As a first-year principal, I sat uneasily in a police station waiting for information about my ninth-grade student Michael. Suddenly, his mother Angela arrived, her eyes wide open, her forehead creased, her mouth set. She was calm but ready to go to battle for her son. Angela walked straight up to the counter and asked to see Michael, chiding the officer that it was unacceptable to hold a 14-year-old without clearly communicating the reason to an advocate. By then, we believed that Michael had been the victim of police brutality, although officers would soon charge him with resisting arrest.
Minutes later, another officer escorted us brusquely to an interrogation room and said that he would bring Michael. While we waited, I listened to Angela quietly share her feelings about the situation and the unjust outcome she was anticipating. As much as I wanted to offer answers, I focused my heart and mind on hearing her perspectives as an African-American mother.
This incident left me with lingering questions about how educators can become real allies to our parents, particularly across racial and class differences. What does it mean to be an ally? What behaviors foster an alliance with parents, and what can get in the way? Over ten years later, I understand that the first step is almost always listening.
As educators, we have been trained to act as experts. We wield knowledge as a professional panacea and struggle to simply listen when parents express their concerns and feelings. Lacking tools for reflection, we may jump to defend ourselves or discount the parent's version of events as a way to manage our own discomfort. But as listening educators, we can develop a toolkit that guides us gently in a different direction.
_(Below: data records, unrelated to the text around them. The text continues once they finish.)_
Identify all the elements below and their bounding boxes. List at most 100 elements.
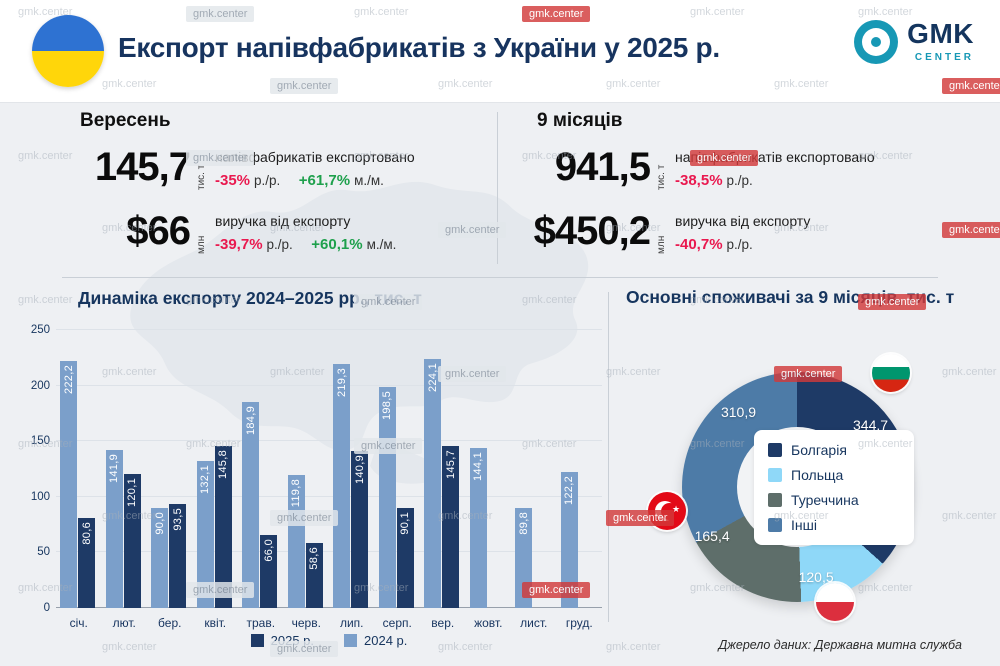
bar-value-label: 90,1: [399, 511, 411, 535]
gridline: [56, 551, 602, 553]
bar-value-label: 58,6: [308, 546, 320, 570]
yoy-change: -38,5% р./р.: [675, 172, 753, 189]
bar-value-label: 222,2: [62, 364, 75, 394]
bar-2025-m7: 140,9: [351, 451, 368, 608]
x-axis-label: груд.: [565, 616, 593, 630]
donut-chart-title: Основні споживачі за 9 місяців, тис. т: [626, 287, 955, 307]
gridline: [56, 495, 602, 497]
gmk-logo-icon: [854, 20, 899, 64]
donut-legend-swatch: [768, 443, 782, 457]
y-axis-tick: 100: [30, 490, 50, 503]
bar-value-label: 132,1: [199, 465, 211, 495]
x-axis-label: трав.: [246, 616, 276, 630]
donut-value-label-2: 120,5: [798, 568, 834, 585]
bar-group-4: 132,1 145,8 квіт.: [193, 330, 239, 630]
bar-group-9: 224,1 145,7 вер.: [420, 330, 466, 630]
stat-changes: -38,5% р./р.: [675, 172, 875, 190]
bar-value-label: 141,9: [108, 454, 120, 484]
stat-changes: -39,7% р./р. +60,1% м./м.: [215, 236, 410, 254]
bar-2024-m11: 89,8: [515, 508, 532, 608]
x-axis-label: січ.: [69, 616, 88, 630]
stat-changes: -35% р./р. +61,7% м./м.: [215, 172, 415, 190]
stat-value: $66: [126, 209, 191, 253]
donut-legend-label: Болгарія: [791, 442, 847, 458]
bar-2025-m4: 145,8: [214, 445, 232, 608]
bar-2024-m3: 90,0: [151, 507, 168, 608]
bar-2024-m1: 222,2: [60, 360, 77, 608]
stats-nine-months-title: 9 місяців: [537, 110, 623, 131]
bar-value-label: 90,0: [153, 511, 166, 535]
mom-change: +61,7% м./м.: [298, 172, 384, 189]
legend-label: 2025 р.: [270, 633, 314, 648]
bar-value-label: 184,9: [244, 406, 257, 436]
bar-2025-m1: 80,6: [78, 518, 95, 608]
bar-value-label: 89,8: [517, 512, 530, 535]
stat-value: 941,5: [554, 145, 651, 189]
donut-legend-swatch: [768, 518, 782, 532]
donut-legend-swatch: [768, 468, 782, 482]
bar-value-label: 93,5: [171, 508, 184, 531]
y-axis-tick: 250: [30, 324, 50, 336]
stat-unit: млн: [656, 235, 667, 254]
bar-value-label: 224,1: [426, 362, 439, 392]
bar-value-label: 122,2: [563, 476, 575, 506]
watermark: gmk.center: [18, 294, 73, 306]
logo-gmk-label: GMK: [907, 18, 974, 49]
donut-value-label-1: 344,7: [853, 417, 889, 434]
y-axis-tick: 150: [30, 435, 50, 448]
bar-2025-m2: 120,1: [123, 474, 141, 608]
bar-2024-m6: 119,8: [287, 474, 305, 608]
gridline: [56, 329, 602, 330]
y-axis-tick: 0: [43, 602, 50, 614]
bar-2024-m12: 122,2: [560, 472, 578, 608]
divider-vertical-stats: [497, 112, 498, 264]
bar-2025-m5: 66,0: [260, 534, 277, 608]
donut-legend: Болгарія Польща Туреччина Інші: [754, 430, 914, 545]
bar-2024-m9: 224,1: [424, 358, 441, 608]
gridline: [56, 607, 602, 608]
donut-legend-item-4: Інші: [768, 517, 900, 533]
legend-swatch: [250, 634, 264, 647]
bar-group-3: 90,0 93,5 бер.: [147, 330, 193, 630]
donut-legend-label: Інші: [791, 517, 817, 533]
bar-group-8: 198,5 90,1 серп.: [375, 330, 421, 630]
stat-row-export-revenue: $66 млн виручка від експорту -39,7% р./р.…: [64, 210, 489, 254]
bar-2025-m9: 145,7: [442, 446, 459, 608]
bar-2025-m6: 58,6: [305, 542, 323, 608]
bar-chart-legend: 2025 р. 2024 р.: [56, 633, 602, 648]
bar-value-label: 66,0: [262, 538, 275, 562]
bar-group-6: 119,8 58,6 черв.: [284, 330, 330, 630]
stat-changes: -40,7% р./р.: [675, 236, 810, 254]
stat-label: виручка від експорту: [215, 213, 351, 229]
stat-unit: тис. т: [656, 164, 667, 190]
mom-change: +60,1% м./м.: [311, 236, 397, 253]
gmk-logo-text: GMK CENTER: [907, 18, 974, 64]
legend-label: 2024 р.: [364, 633, 408, 648]
x-axis-label: бер.: [158, 616, 182, 630]
x-axis-label: серп.: [382, 616, 412, 630]
x-axis-label: жовт.: [474, 616, 503, 630]
stat-label: напівфабрикатів експортовано: [675, 149, 875, 165]
stats-september: Вересень 145,7 тис. т напівфабрикатів ек…: [64, 110, 489, 254]
watermark: gmk.center: [942, 366, 997, 378]
bar-value-label: 219,3: [335, 368, 348, 398]
poland-flag-icon: [816, 583, 854, 621]
bar-chart: 0 50 100 150 200 250 222,2 80,6 січ. 141,9 120,1 лю…: [31, 324, 602, 630]
gridline: [56, 384, 602, 386]
donut-legend-swatch: [768, 493, 782, 507]
stat-value: 145,7: [94, 145, 191, 189]
yoy-change: -35% р./р.: [215, 172, 281, 189]
watermark: gmk.center: [606, 641, 661, 653]
x-axis-label: лист.: [520, 616, 548, 630]
legend-swatch: [344, 634, 357, 647]
page-title: Експорт напівфабрикатів з України у 2025…: [118, 32, 720, 63]
stats-nine-months: 9 місяців 941,5 тис. т напівфабрикатів е…: [500, 110, 940, 254]
legend-item-1: 2025 р.: [250, 633, 314, 648]
legend-item-2: 2024 р.: [344, 633, 407, 648]
bar-value-label: 140,9: [353, 455, 366, 485]
bar-group-2: 141,9 120,1 лют.: [102, 330, 148, 630]
donut-value-label-3: 165,4: [694, 528, 730, 544]
bar-value-label: 145,7: [444, 450, 457, 480]
donut-legend-item-3: Туреччина: [768, 492, 900, 508]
Here are four ways that listening educators can build meaningful alliances with parents.
1. Think Before You React
We all have sensitivities that can be triggered by a distraught parent. A parent's concern or issue may provoke feelings of defensiveness, judgment, or conflicting values. It is essential to cultivate mindfulness about your own triggers, to interrupt running negative stories that you hold about a parent, and to breathe deeply into the business of listening. As you notice your triggers and slow down your reaction, new interpretations and responses become available.
2. Be Fully Present
As you soften your defenses, work to become fully present as a listener. This requires that you cue your brain, body, and heart to open to whatever the parent has to say (even if it's hard to hear). Sometimes, I'll literally say in my head, "All you need to do right now is be present and listen." Presence requires that you set aside your phone, paperwork, and other distractions to offer the pure gift of attention to another human being. Believe me, parents will notice the difference, and a palpable sense of trust will begin to emerge.
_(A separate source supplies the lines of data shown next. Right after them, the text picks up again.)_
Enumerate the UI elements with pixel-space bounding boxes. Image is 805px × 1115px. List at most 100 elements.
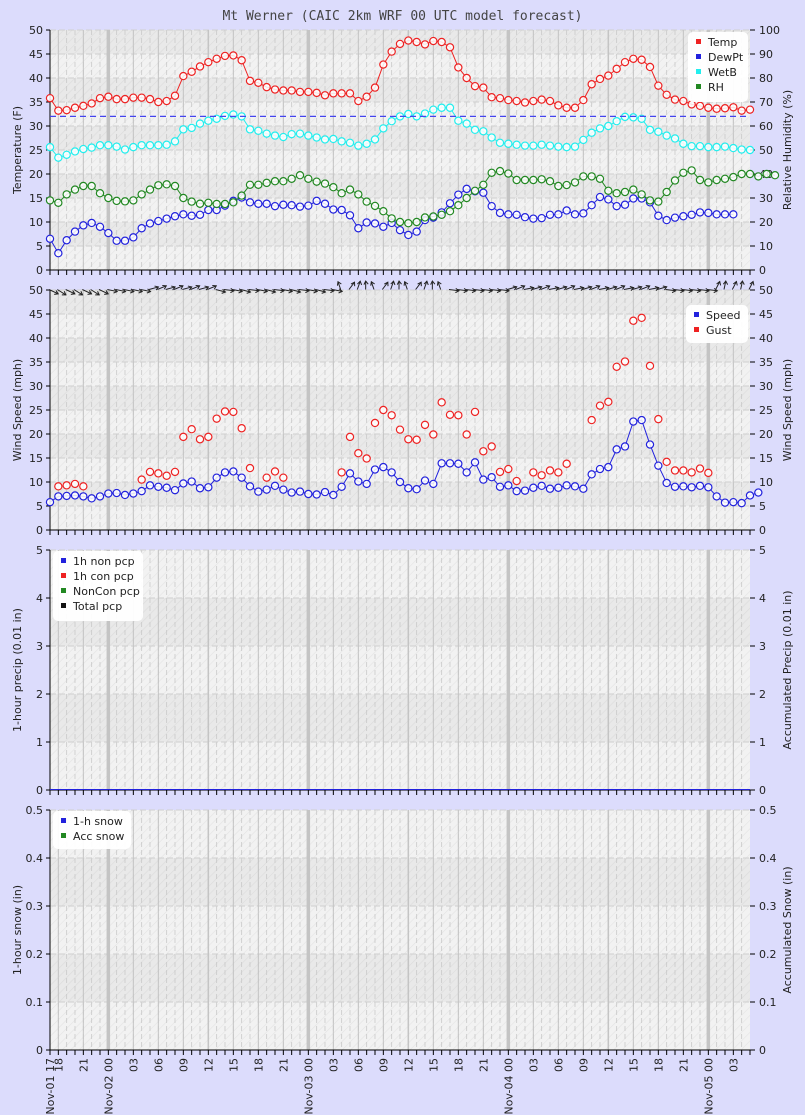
time-label: 09 xyxy=(577,1058,590,1072)
legend-wind: Speed Gust xyxy=(686,305,748,343)
y-tick-label: 5 xyxy=(36,544,43,557)
y2-axis-label: Accumulated Precip (0.01 in) xyxy=(781,590,794,749)
y-tick-label: 0.4 xyxy=(26,852,44,865)
legend-label: Temp xyxy=(707,36,737,49)
legend-label: Speed xyxy=(706,309,740,322)
y2-tick-label: 30 xyxy=(759,380,773,393)
legend-swatch xyxy=(696,39,701,44)
y2-tick-label: 10 xyxy=(759,240,773,253)
legend-snow: 1-h snow Acc snow xyxy=(53,811,131,849)
y-tick-label: 15 xyxy=(29,452,43,465)
legend-label: 1-h snow xyxy=(73,815,123,828)
legend-label: WetB xyxy=(708,66,737,79)
y-tick-label: 5 xyxy=(36,500,43,513)
time-label: 18 xyxy=(52,1058,65,1072)
time-label: 21 xyxy=(477,1058,490,1072)
time-label: 12 xyxy=(402,1058,415,1072)
legend-label: Total pcp xyxy=(72,600,122,613)
y2-tick-label: 0.5 xyxy=(759,804,777,817)
y2-tick-label: 0.4 xyxy=(759,852,777,865)
y2-tick-label: 0.1 xyxy=(759,996,777,1009)
time-label: Nov-02 00 xyxy=(102,1058,115,1115)
y-axis-label: 1-hour snow (in) xyxy=(11,885,24,975)
time-label: Nov-01 17 xyxy=(44,1058,57,1115)
y2-tick-label: 15 xyxy=(759,452,773,465)
time-label: 06 xyxy=(152,1058,165,1072)
temperature-panel: 0510152025303540455001020304050607080901… xyxy=(11,24,794,277)
y-tick-label: 10 xyxy=(29,216,43,229)
time-label: 21 xyxy=(677,1058,690,1072)
legend-swatch xyxy=(696,84,701,89)
y-tick-label: 40 xyxy=(29,72,43,85)
y-tick-label: 30 xyxy=(29,380,43,393)
y-tick-label: 4 xyxy=(36,592,43,605)
y-tick-label: 45 xyxy=(29,48,43,61)
snow-panel: 0 0.1 0.2 0.3 0.4 0.5 0 0.1 0.2 0.3 0.4 0.5 1-hour s… xyxy=(11,804,794,1057)
y2-tick-label: 35 xyxy=(759,356,773,369)
y2-tick-label: 25 xyxy=(759,404,773,417)
wind-panel: 0 5 10 15 20 25 30 35 40 45 50 0 5 10 15 20 25 30 35 40 45 50… xyxy=(11,280,794,537)
y-tick-label: 3 xyxy=(36,640,43,653)
time-label: 03 xyxy=(327,1058,340,1072)
y-tick-label: 0 xyxy=(36,264,43,277)
y2-tick-label: 3 xyxy=(759,640,766,653)
time-label: 15 xyxy=(227,1058,240,1072)
y2-tick-label: 2 xyxy=(759,688,766,701)
y2-tick-label: 50 xyxy=(759,284,773,297)
y2-axis-label: Accumulated Snow (in) xyxy=(781,866,794,993)
precip-panel: 0 1 2 3 4 5 0 1 2 3 4 5 1-hour precip (0.01 in) Accum… xyxy=(11,544,794,797)
y-tick-label: 35 xyxy=(29,96,43,109)
time-label: 18 xyxy=(652,1058,665,1072)
time-label: 15 xyxy=(427,1058,440,1072)
y-axis-label: Temperature (F) xyxy=(11,106,24,195)
time-label: 09 xyxy=(377,1058,390,1072)
y2-tick-label: 0 xyxy=(759,784,766,797)
legend-swatch xyxy=(696,69,701,74)
y-tick-label: 10 xyxy=(29,476,43,489)
y2-tick-label: 50 xyxy=(759,144,773,157)
y2-axis-label: Wind Speed (mph) xyxy=(781,359,794,461)
y-tick-label: 0 xyxy=(36,784,43,797)
legend-swatch xyxy=(694,312,699,317)
y-tick-label: 0.2 xyxy=(26,948,44,961)
legend-swatch xyxy=(694,327,699,332)
time-label: 06 xyxy=(352,1058,365,1072)
y2-tick-label: 20 xyxy=(759,428,773,441)
legend-label: 1h non pcp xyxy=(73,555,135,568)
legend-swatch xyxy=(61,558,66,563)
time-label: Nov-05 00 xyxy=(702,1058,715,1115)
time-label: 21 xyxy=(77,1058,90,1072)
legend-swatch xyxy=(696,54,701,59)
y-tick-label: 25 xyxy=(29,144,43,157)
y2-tick-label: 0.2 xyxy=(759,948,777,961)
y-tick-label: 15 xyxy=(29,192,43,205)
legend-swatch xyxy=(61,603,66,608)
y2-tick-label: 100 xyxy=(759,24,780,37)
y2-tick-label: 0.3 xyxy=(759,900,777,913)
y-tick-label: 0 xyxy=(36,524,43,537)
legend-swatch xyxy=(61,833,66,838)
time-label: Nov-03 00 xyxy=(302,1058,315,1115)
y-tick-label: 5 xyxy=(36,240,43,253)
y-axis-label: Wind Speed (mph) xyxy=(11,359,24,461)
legend-label: NonCon pcp xyxy=(73,585,140,598)
y2-tick-label: 0 xyxy=(759,264,766,277)
legend-label: DewPt xyxy=(708,51,744,64)
y2-tick-label: 1 xyxy=(759,736,766,749)
y-tick-label: 1 xyxy=(36,736,43,749)
legend-label: Acc snow xyxy=(73,830,124,843)
legend-precip: 1h non pcp 1h con pcp NonCon pcp Total pcp xyxy=(53,551,143,621)
legend-swatch xyxy=(61,588,66,593)
legend-label: RH xyxy=(708,81,724,94)
legend-temp: Temp DewPt WetB RH xyxy=(688,32,748,102)
y-tick-label: 40 xyxy=(29,332,43,345)
y2-tick-label: 5 xyxy=(759,544,766,557)
y2-tick-label: 30 xyxy=(759,192,773,205)
y2-tick-label: 10 xyxy=(759,476,773,489)
time-label: 03 xyxy=(727,1058,740,1072)
y-tick-label: 0.5 xyxy=(26,804,44,817)
time-label: Nov-04 00 xyxy=(502,1058,515,1115)
y2-tick-label: 45 xyxy=(759,308,773,321)
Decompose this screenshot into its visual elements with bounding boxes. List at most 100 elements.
3. Don't Offer a Quick Fix
As tempting as it may be to leap into problem solving, try not to go there first. Particularly when working across difference, your attempt at "solving" the issue may signal to a parent that you don't really understand his or her struggles. Instead, take time to honor and explore the complexity of the problem, asking questions to consider different angles. If a parent expresses concern around a child’s performance and asks if you have a bias against the child, you may feel insulted. But what if you said, "Wow, I don't want any of my students to feel that I'm biased against them. I care about them all. Can you share more about what I'm doing to create this perception?" It is also powerful to ask, "How can I become a stronger ally with you and your child?"
4. Commit to Following Up
Trust isn't built during a single interaction. It emerges over time when we listen, stay present, and circle back to establish open channels of communication with parents. If a parent brings you a concern, listen to and explore that concern, ask what support he or she is seeking, and set a time to check back in. Even when the primary issue is resolved, it's powerful to send an email, make a call, or walk up to the parent at school to say, "How are things going, really?" By simply reaching out, you will be helping to cultivate trust and alliance.
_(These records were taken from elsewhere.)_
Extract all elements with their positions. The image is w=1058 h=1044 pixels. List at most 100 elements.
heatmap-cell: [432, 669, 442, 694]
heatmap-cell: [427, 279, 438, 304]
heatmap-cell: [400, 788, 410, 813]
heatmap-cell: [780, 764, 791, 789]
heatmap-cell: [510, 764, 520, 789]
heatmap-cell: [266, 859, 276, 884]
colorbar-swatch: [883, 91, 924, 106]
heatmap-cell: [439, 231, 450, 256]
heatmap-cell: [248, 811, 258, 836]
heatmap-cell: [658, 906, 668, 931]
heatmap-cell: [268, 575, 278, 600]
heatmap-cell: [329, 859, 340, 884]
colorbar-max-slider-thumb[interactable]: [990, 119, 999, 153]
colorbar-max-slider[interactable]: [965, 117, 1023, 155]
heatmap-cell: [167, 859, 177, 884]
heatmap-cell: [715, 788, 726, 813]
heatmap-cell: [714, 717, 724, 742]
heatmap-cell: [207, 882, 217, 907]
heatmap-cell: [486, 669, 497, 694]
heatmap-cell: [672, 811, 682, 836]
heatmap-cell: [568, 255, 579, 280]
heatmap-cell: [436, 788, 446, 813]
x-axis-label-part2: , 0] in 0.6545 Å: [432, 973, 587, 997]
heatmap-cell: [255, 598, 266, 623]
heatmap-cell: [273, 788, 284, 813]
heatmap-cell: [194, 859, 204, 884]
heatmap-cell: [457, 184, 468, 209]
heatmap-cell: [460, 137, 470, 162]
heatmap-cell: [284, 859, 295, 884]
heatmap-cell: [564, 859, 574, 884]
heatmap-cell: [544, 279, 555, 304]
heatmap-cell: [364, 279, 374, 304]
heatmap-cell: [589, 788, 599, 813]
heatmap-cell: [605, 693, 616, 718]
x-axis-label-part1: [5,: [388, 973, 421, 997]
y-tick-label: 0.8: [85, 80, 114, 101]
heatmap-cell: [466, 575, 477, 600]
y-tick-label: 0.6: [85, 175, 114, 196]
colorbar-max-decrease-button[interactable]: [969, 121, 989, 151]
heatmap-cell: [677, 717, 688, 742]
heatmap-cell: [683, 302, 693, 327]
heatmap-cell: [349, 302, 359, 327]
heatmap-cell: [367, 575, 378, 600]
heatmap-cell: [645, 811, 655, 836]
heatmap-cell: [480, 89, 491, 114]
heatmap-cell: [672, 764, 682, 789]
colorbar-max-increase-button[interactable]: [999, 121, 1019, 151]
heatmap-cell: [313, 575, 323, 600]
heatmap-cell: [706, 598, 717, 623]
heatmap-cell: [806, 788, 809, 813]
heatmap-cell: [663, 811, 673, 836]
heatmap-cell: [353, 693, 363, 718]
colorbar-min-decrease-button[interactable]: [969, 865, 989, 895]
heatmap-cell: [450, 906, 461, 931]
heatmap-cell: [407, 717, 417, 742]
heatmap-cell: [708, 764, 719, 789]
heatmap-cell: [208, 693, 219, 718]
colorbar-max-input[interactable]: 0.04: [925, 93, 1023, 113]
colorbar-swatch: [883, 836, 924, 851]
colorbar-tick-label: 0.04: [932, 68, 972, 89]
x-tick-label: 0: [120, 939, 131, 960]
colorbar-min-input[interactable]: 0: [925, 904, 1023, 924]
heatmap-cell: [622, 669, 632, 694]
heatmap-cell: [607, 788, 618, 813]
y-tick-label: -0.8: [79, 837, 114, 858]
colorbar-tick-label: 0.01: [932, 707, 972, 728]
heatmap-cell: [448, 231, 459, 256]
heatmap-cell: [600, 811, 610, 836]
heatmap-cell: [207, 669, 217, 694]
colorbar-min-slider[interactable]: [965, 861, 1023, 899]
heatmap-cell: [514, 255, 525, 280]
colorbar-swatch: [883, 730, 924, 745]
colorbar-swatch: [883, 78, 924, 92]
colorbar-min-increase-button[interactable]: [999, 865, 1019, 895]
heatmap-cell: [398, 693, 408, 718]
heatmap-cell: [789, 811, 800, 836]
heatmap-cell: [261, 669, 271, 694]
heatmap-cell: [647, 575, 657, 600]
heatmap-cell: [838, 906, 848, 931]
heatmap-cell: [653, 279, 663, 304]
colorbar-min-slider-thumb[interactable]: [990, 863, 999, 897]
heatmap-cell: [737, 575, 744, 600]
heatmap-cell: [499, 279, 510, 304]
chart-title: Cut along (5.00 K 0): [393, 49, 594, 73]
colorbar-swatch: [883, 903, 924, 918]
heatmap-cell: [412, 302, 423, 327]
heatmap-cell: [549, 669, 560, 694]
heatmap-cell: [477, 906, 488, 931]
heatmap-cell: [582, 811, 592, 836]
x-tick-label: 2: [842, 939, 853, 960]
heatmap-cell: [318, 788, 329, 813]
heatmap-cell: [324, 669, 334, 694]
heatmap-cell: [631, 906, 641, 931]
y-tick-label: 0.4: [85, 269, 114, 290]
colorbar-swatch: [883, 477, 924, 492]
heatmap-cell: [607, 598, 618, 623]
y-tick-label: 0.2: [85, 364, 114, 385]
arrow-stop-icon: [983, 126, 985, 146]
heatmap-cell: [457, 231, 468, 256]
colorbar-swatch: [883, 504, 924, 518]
Parents know a listening educator when they meet one, but the good news is that we can all grow into this transformational approach to working with our families. I think back to my police station conversation with Angela and recall my urgent desire to tell her what I had done and would do to support her son. At the end of the day, my real work was to quiet my mind and listen to her voice. Through this simple shift, I learned so much more and became positioned as a real advocate.
When and how do you do your best listening with parents? What ways have you found that help parents to express themselves honestly? When have you struggled to build an alliance with a parent, and what did you learn?